Petersen menceritakan bahwa Eriksen sebenarnya sering pulang ke Middelfart—kampung halamannya di Denmark. Akan tetapi kepulangannya itu tak pernah diketahui oleh banyak penduduk di sana karena Eriksen tak pernah menggembar-gemborkannya.
“Ia [Eriksen] seorang rendah hati yang tak pernah lupa dari mana dirinya berasal. Jika sedang pulang, ia sering bermain sepakbola bersama sahabat-sahabatnya dahulu. Aku tak tahu akan bagaimana jadinya jika Tottenham mengetahui hal itu,” ungkap Petersen sambil tertawa.
Karakter rendah hati ini sudah dimiliki Eriksen sejak belia. Hal ini terlihat dari penampilan Eriksen ketika bermain bola bersama kawan-kawannya.
Eriksen kecil dianugerahi bakat olah bola yang sangat mumpuni secara individu. Akan tetapi semua itu tak membuat Eriksen menjadi pemain ambisius yang ingin terus-menerus memamerkan kemampuannya, dan lupa untuk membagi bola kepada kawannya.
“Dia punya pergerakan kaki cepat untuk melewati pemain lawan yang ukuran tubuhnya jauh lebih besar darinya. Namun bukan berarti ia akan terus-menerus menguasai bola. Eriksen akan dengan senang hati mengopernya kepada kawan-kawan satu timnya. Tak peduli apakah kawannya itu bermain baik atau buruk,” lanjut Petersen.

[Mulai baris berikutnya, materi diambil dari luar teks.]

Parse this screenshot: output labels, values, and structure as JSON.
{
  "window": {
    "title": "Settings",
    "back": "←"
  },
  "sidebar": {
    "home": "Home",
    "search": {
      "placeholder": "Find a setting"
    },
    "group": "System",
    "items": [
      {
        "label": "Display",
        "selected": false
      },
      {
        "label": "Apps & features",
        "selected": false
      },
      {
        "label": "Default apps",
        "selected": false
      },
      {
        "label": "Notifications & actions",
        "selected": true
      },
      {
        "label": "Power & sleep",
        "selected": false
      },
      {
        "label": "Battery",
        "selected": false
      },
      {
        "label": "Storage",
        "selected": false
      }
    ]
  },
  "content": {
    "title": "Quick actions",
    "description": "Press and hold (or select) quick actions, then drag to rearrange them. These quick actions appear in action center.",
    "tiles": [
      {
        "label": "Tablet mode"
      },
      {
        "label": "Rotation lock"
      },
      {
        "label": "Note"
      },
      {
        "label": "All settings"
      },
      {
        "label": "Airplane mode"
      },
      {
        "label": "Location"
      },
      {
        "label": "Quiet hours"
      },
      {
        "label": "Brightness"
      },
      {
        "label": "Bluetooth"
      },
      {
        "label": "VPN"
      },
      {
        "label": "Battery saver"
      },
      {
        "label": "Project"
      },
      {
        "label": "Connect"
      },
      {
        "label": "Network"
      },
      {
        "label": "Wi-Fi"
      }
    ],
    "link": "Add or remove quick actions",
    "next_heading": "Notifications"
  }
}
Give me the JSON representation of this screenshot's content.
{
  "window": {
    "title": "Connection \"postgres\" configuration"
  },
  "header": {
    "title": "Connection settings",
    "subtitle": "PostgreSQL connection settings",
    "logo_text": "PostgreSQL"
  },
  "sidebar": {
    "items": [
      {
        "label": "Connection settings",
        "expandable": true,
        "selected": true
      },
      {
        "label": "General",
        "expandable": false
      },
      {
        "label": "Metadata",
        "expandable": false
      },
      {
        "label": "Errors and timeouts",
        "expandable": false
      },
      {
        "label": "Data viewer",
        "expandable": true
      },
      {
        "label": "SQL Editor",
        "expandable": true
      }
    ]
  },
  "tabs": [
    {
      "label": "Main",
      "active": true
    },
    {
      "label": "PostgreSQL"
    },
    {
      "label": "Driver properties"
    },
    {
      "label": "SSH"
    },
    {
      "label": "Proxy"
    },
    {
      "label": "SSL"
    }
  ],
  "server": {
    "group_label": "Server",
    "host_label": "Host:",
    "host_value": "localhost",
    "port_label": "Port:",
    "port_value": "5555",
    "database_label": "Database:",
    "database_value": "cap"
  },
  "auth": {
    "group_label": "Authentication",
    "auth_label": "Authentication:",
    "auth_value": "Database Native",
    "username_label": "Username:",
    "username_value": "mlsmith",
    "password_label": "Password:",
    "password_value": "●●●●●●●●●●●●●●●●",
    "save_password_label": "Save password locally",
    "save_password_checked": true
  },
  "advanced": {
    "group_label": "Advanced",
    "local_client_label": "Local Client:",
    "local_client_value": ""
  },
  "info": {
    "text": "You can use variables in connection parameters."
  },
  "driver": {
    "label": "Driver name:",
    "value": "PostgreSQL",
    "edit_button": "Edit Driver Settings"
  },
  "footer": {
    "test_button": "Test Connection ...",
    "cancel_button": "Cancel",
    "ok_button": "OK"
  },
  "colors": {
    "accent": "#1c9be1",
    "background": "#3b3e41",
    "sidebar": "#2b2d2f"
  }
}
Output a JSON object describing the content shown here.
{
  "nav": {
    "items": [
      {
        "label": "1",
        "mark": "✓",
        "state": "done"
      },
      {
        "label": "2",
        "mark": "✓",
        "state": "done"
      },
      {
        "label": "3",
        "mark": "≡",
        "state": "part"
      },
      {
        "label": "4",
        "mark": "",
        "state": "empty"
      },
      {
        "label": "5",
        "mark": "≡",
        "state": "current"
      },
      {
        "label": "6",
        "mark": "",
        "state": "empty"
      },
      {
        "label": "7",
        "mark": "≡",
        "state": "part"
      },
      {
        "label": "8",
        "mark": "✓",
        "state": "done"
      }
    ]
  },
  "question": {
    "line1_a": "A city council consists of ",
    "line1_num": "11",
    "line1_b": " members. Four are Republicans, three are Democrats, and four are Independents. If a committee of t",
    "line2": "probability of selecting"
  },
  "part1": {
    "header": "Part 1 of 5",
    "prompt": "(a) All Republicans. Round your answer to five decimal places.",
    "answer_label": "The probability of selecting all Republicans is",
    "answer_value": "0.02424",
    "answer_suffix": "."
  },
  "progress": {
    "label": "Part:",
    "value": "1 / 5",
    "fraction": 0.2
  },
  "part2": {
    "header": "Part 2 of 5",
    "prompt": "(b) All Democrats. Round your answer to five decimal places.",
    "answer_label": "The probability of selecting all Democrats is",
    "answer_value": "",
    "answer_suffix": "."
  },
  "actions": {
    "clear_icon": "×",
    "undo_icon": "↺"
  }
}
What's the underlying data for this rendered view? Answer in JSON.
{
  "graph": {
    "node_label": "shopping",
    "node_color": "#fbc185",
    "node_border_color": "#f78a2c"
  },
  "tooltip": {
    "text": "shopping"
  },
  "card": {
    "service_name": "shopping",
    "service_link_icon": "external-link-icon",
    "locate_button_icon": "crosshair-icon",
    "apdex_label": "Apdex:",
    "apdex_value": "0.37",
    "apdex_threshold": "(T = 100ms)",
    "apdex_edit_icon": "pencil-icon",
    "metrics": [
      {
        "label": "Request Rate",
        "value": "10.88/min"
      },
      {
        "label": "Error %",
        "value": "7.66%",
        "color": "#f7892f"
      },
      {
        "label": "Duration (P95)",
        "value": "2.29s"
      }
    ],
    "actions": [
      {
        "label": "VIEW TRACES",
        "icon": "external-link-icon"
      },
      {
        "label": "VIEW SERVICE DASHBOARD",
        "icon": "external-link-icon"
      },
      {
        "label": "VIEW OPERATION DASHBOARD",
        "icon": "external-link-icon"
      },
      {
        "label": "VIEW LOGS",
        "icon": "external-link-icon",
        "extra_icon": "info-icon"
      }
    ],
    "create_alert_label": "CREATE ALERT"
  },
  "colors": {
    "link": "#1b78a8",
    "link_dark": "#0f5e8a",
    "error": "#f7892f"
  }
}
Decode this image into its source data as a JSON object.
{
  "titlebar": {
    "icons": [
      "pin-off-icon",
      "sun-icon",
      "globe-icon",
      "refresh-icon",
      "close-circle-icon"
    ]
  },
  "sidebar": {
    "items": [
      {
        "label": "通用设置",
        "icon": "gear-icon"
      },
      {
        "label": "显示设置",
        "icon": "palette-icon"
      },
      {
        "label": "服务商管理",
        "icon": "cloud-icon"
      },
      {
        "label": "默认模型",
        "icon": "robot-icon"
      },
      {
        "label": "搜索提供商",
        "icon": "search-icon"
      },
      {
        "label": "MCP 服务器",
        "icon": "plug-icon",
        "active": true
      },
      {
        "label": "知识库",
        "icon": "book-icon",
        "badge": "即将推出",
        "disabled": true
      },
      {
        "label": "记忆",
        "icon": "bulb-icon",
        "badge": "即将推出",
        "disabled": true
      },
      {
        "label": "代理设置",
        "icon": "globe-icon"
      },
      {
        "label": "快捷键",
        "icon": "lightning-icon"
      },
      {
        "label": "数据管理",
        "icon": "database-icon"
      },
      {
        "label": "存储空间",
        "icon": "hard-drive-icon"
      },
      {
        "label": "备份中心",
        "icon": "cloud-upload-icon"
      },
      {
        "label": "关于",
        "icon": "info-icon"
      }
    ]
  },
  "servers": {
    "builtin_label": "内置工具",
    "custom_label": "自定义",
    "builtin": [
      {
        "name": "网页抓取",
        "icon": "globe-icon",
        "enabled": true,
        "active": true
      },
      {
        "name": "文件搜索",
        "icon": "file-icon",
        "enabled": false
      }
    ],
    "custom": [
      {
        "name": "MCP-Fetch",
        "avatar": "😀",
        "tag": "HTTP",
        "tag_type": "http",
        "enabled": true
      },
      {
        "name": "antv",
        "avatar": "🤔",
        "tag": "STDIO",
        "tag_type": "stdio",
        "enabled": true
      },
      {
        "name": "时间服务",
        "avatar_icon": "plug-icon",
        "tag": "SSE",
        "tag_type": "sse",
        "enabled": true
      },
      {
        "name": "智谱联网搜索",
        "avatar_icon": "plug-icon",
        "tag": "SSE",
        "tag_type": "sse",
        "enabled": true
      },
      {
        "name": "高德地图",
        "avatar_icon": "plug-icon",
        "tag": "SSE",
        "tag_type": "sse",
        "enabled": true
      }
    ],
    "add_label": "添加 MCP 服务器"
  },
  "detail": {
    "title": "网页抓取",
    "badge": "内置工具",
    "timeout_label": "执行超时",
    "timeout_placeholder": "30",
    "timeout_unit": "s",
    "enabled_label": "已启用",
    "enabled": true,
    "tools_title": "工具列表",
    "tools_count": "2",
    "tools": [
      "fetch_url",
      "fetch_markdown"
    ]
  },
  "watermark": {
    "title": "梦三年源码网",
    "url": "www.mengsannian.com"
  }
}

Apa yang dikatakan Petersen diamini oleh Anders Skjoldemose, mantan pelatih Eriksen ketika tergabung dalam tim muda Odense BK. “Eriksen adalah pemain dengan kualitas teknik individu terbaik yang pernah aku lihat,” pujinya seperti yang disitir The Guardian. “Tetapi ia juga merupakan pemain yang bisa bermain secara tim. Semua orang bisa melihat sendiri bahwa ia bermain dengan sangat baik secara individu. Namun orang-orang juga bisa melihat bahwa ia bisa tampil sama baiknya ketika bermain secara tim.”
Kebaikan Eriksen tidak hanya tampak dari karakter yang ditunjukkannya saja. Eriksen juga turut berkontribusi secara nyata untuk mengembangkan sepakbola di kampung halamannya.
Saat bergabung dengan Ajax dan terpilih sebagai Ajax’s Talent of the Year pada 2011, Eriksen menyisihkan pendapatannya untuk membangun lima lapangan sepakbola di bekas sekolahnya, Lillebaelt, yang berlokasi di Middelfart. Kelima lapangan itu diberi nama Cruyff Court. Ketika pindah dari Ajax ke Tottenham pada 2013, Eriksen kembali menyisihkan pendapatannya untuk membangun lapangan sepakbola bernama Middelfart Boldklub. Lapangan itu dibangun dengan biaya 35.000 paun.
Di usianya yang baru 26 tahun, berbagai prestasi individu telah diraih Eriksen di persepakbolaan Denmark. Namun semua diraihnya dengan hati yang tetap membumi. Tak hanya itu, seluruh warisan yang diberikannya untuk memajukan sepakbola di kampung halamannya juga akan membuat nama Eriksen tetap abadi ketika kelak ia mengakhiri karier sepakbolanya.